Head of School, Tad Jacks recently met Andrew Best. As of this note in late 2016 Andrew is a college student at Marist College. Andrew attended Craig until the end of 8th grade. Tad asked Andrew to reflect upon his experiences and what information Andrew felt could be helpful to others to learn about Craig, as well as general advice as you approach and attend college.
Mr. Jacks: Describe a skill that you learned at Craig?
A skill that I learned from Craig was the ability to be organized and work efficiently in groups. To this day I use the knowledge and skills my teachers have taught me to work properly in group environments. This skill especially comes in handy. Since, I am on the path of becoming an Elementary school teacher which includes a lot of group work.
Craig School not only prepared me academically but also mentally. Through the amazing and supportive teachers, I was able to overcome my troubles with reading and math (Building much needed confidence). The use of a supportive teaching style mixed with helpful technology allowed me to grow and become the young man I am today.
Mr. Jacks: What advice would you give our students about what else a student needs to think about before going to college?
When planning for college it is good to load up your portfolio with sports, clubs, and volunteer work. Make the college see how hardworking and unique you are. Also, when it comes to interviews just be yourself. Tell them your plans, and what you want to be when you grow up.
Sports are a major factor in my life. During high school I joined the cross-country team and went to states twice. In college I got on the division 1 Rowing team and competed against Ivy leagues. That all started when I began playing soccer for Craig. Not only do sports make friends but they also create an outlet for all that extra energy. I can honestly say I have done better academically when doing sports. It has helped me become more time organized and helps me focus.
Mr. Jacks: As you think about how you think about education now that you are in college?

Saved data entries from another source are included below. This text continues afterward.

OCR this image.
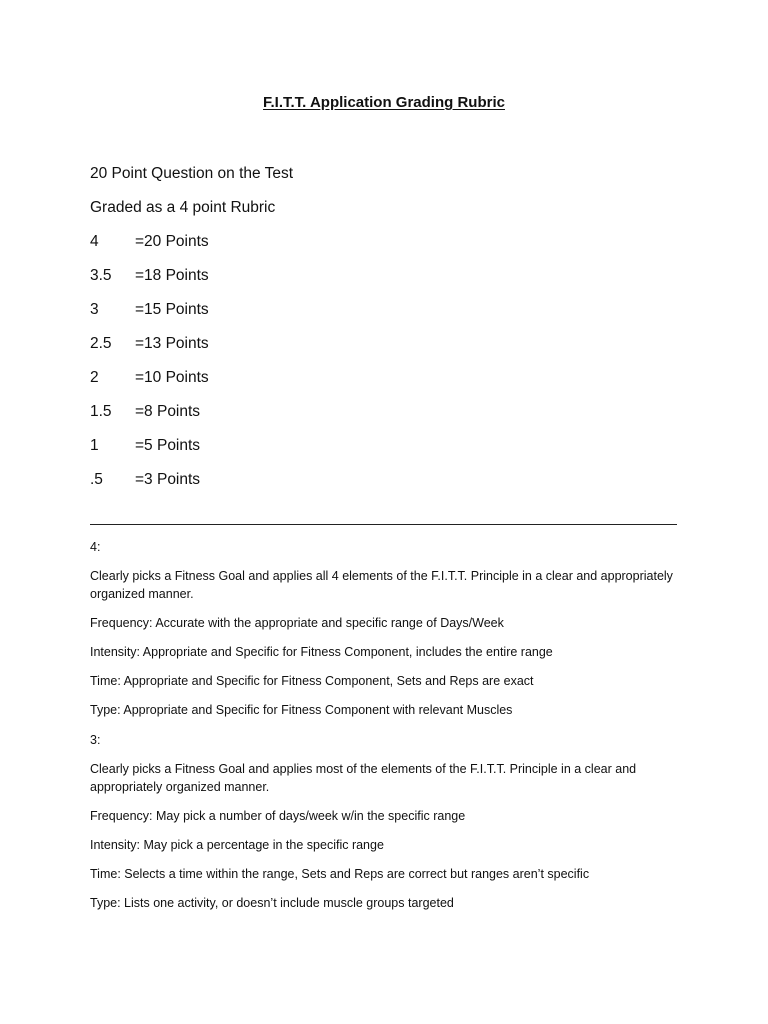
F.I.T.T. Application Grading Rubric
20 Point Question on the Test
Graded as a 4 point Rubric
4 =20 Points
3.5 =18 Points
3 =15 Points
2.5 =13 Points
2 =10 Points
1.5 =8 Points
1 =5 Points
.5 =3 Points
4:
Clearly picks a Fitness Goal and applies all 4 elements of the F.I.T.T. Principle in a clear and appropriately organized manner.
Frequency: Accurate with the appropriate and specific range of Days/Week
Intensity: Appropriate and Specific for Fitness Component, includes the entire range
Time: Appropriate and Specific for Fitness Component, Sets and Reps are exact
Type: Appropriate and Specific for Fitness Component with relevant Muscles
3:
Clearly picks a Fitness Goal and applies most of the elements of the F.I.T.T. Principle in a clear and appropriately organized manner.
Frequency: May pick a number of days/week w/in the specific range
Intensity: May pick a percentage in the specific range
Time: Selects a time within the range, Sets and Reps are correct but ranges aren’t specific
Type: Lists one activity, or doesn’t include muscle groups targeted
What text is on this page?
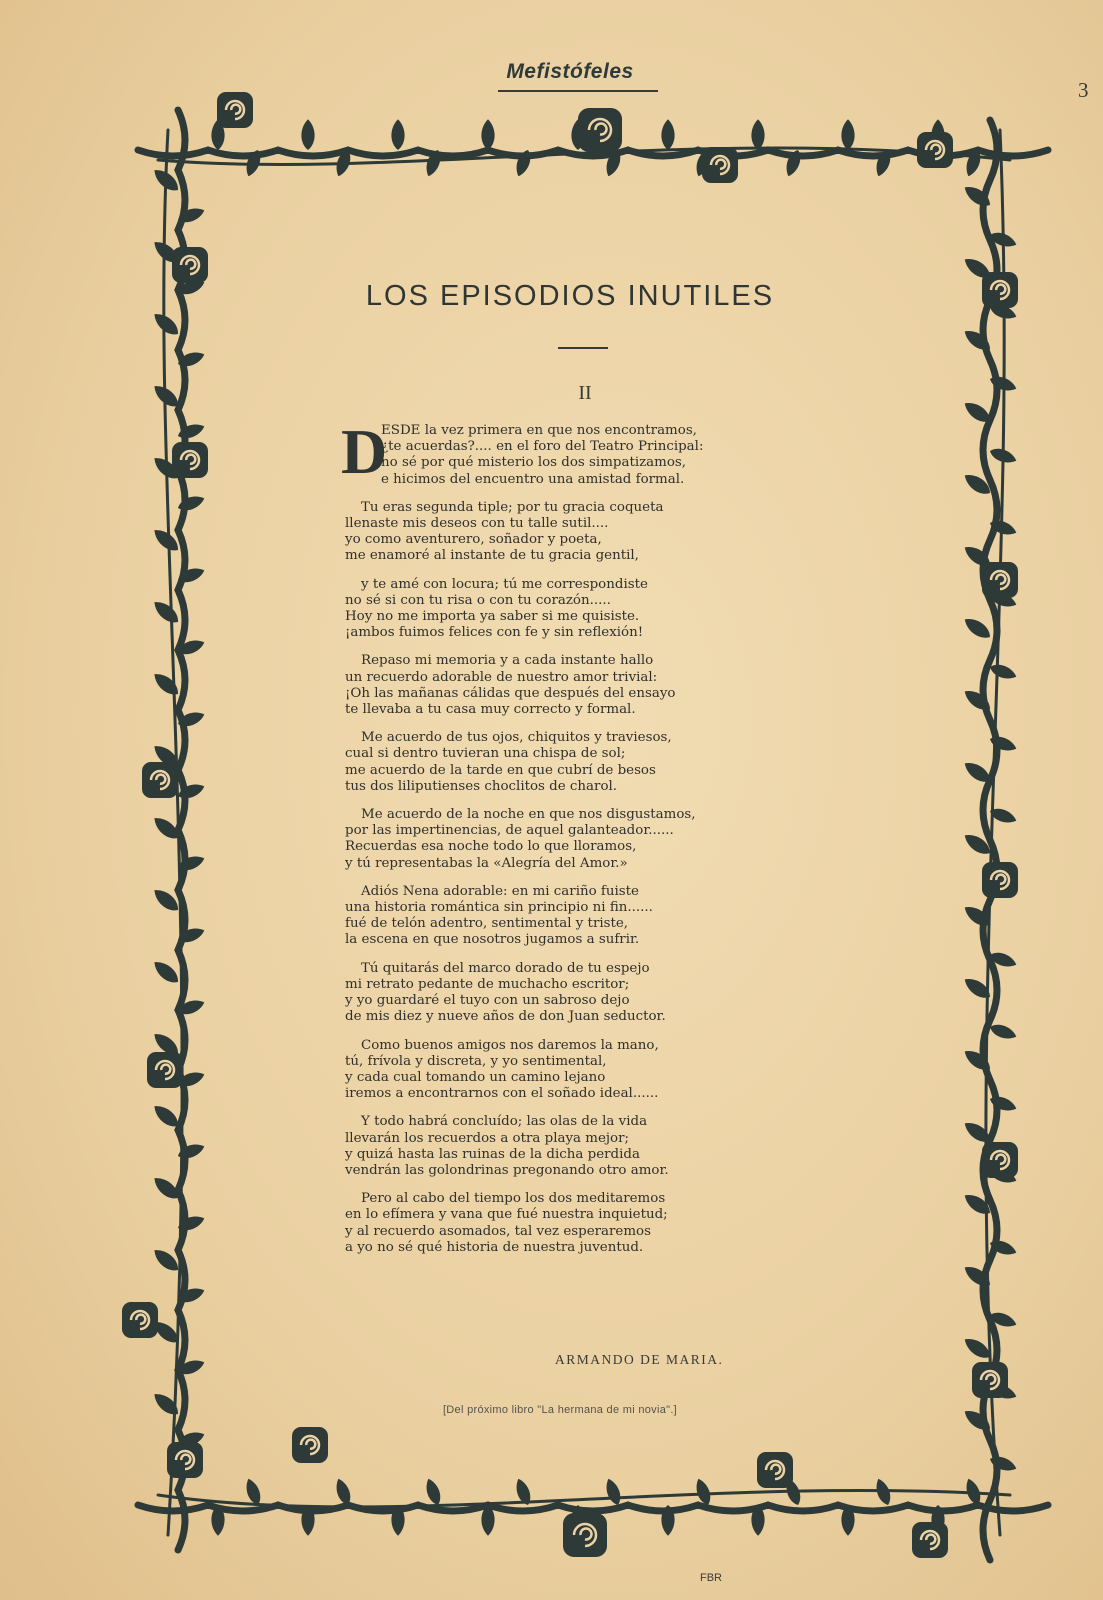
Mefistófeles
3
LOS EPISODIOS INUTILES
II
D
ESDE la vez primera en que nos encontramos,
¿te acuerdas?.... en el foro del Teatro Principal:
no sé por qué misterio los dos simpatizamos,
e hicimos del encuentro una amistad formal.
Tu eras segunda tiple; por tu gracia coqueta
llenaste mis deseos con tu talle sutil....
yo como aventurero, soñador y poeta,
me enamoré al instante de tu gracia gentil,
y te amé con locura; tú me correspondiste
no sé si con tu risa o con tu corazón.....
Hoy no me importa ya saber si me quisiste.
¡ambos fuimos felices con fe y sin reflexión!
Repaso mi memoria y a cada instante hallo
un recuerdo adorable de nuestro amor trivial:
¡Oh las mañanas cálidas que después del ensayo
te llevaba a tu casa muy correcto y formal.
Me acuerdo de tus ojos, chiquitos y traviesos,
cual si dentro tuvieran una chispa de sol;
me acuerdo de la tarde en que cubrí de besos
tus dos liliputienses choclitos de charol.
Me acuerdo de la noche en que nos disgustamos,
por las impertinencias, de aquel galanteador......
Recuerdas esa noche todo lo que lloramos,
y tú representabas la «Alegría del Amor.»
Adiós Nena adorable: en mi cariño fuiste
una historia romántica sin principio ni fin......
fué de telón adentro, sentimental y triste,
la escena en que nosotros jugamos a sufrir.
Tú quitarás del marco dorado de tu espejo
mi retrato pedante de muchacho escritor;
y yo guardaré el tuyo con un sabroso dejo
de mis diez y nueve años de don Juan seductor.
Como buenos amigos nos daremos la mano,
tú, frívola y discreta, y yo sentimental,
y cada cual tomando un camino lejano
iremos a encontrarnos con el soñado ideal......
Y todo habrá concluído; las olas de la vida
llevarán los recuerdos a otra playa mejor;
y quizá hasta las ruinas de la dicha perdida
vendrán las golondrinas pregonando otro amor.
Pero al cabo del tiempo los dos meditaremos
en lo efímera y vana que fué nuestra inquietud;
y al recuerdo asomados, tal vez esperaremos
a yo no sé qué historia de nuestra juventud.
ARMANDO DE MARIA.
[Del próximo libro "La hermana de mi novia".]
FBR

When going forward with your education it most likely will be harder for you, due to your Learning Differences. Don't let that discourage you, many great visionaries, leaders, and humans have had to deal with LD. Albert Einstein said, "In the middle of difficulty lies opportunity". He had dyslexia. General Patton said, "Accept the challenges so that you can feel the exhilaration of victory" He also had an LD. All that extra hard will pay off in the end and you will be better off for it.